After the closure of Japan in the 1630s, Nagasaki was the only gateway to foreign countries, namely China and Europe. Contacts with China had existed from ancient times, which were interrupted after 800, but which had been resumed in the cultural and economic field after 1400. They were given a separate area on the outskirts of Nagasaki as a base. Relations with Europe (see epoch of the Namban trade ) were maintained after the expulsion of the Catholic missionaries in the first third of the 17th century, but were limited to Protestant Holland. The Dutch and the Dutch East India Company were allowed to operate a trading post, first on the island of Hirado , then in Nagasaki, on the heaped foreland of Dejima .

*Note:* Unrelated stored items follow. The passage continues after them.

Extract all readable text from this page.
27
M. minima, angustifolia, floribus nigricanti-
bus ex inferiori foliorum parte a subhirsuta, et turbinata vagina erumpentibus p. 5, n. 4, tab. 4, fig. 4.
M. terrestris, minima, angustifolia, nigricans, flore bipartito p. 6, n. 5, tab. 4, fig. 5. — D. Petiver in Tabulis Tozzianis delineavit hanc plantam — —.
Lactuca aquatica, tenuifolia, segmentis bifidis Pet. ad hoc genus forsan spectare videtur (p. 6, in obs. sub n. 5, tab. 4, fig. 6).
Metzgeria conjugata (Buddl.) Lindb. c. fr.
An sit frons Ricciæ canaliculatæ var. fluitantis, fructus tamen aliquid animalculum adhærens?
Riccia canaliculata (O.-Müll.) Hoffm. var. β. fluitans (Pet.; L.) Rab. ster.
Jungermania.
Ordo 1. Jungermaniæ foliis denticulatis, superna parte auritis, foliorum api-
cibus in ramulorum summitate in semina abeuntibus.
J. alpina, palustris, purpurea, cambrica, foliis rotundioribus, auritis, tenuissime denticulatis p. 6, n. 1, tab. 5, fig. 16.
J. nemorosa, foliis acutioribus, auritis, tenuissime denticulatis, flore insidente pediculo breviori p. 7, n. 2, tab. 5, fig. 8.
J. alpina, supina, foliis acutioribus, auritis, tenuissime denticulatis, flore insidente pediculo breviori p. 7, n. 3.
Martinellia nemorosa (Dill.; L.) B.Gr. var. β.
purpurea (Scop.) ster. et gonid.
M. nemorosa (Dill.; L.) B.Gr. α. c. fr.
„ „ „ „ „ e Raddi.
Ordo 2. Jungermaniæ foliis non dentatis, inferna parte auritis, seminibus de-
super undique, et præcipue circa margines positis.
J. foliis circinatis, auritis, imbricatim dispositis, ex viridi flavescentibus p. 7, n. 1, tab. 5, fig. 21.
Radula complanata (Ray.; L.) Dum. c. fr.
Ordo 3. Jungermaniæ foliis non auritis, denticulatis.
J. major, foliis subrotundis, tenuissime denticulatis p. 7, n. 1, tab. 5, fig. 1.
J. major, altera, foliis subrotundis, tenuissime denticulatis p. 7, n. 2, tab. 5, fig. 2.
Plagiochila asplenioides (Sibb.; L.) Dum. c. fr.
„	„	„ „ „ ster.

When the ban on the use of European books was relaxed in 1710, Japanese scholars and artists traveled to Nagasaki to take advantage of the books available on Dejima. With this, interest in Dejima and the Dutch, the "redheads" ( 紅毛 , kōmō ) or "barbarians from the south" ( 南蛮 人 , Nambanjin ), grew in general .

Nagasaki pictures

The broader term “Nagasaki pictures” ( 長崎 絵 , Nagasaki-e ) indicates that Nagasaki did not only produce woodcuts. Kawahara Keiga in particular not only drew Japanese objects at Philipp Franz von Siebold's instructions , but also captured Dejima and Nagasaki in pictures. Another type of "Nagasaki picture" goes back to the Chinese painter Shen Quan , called Shen Nanpin. Shen only stayed in Nagasaki from 1731 to 1733, establishing the Nanpin style in Japan from Nagasaki .

photos

Remarks

  1. Christian literature remained forbidden

literature

  • Ramming, Martin: Japan Handbook . Steiniger.Verlage Berlin, 1941.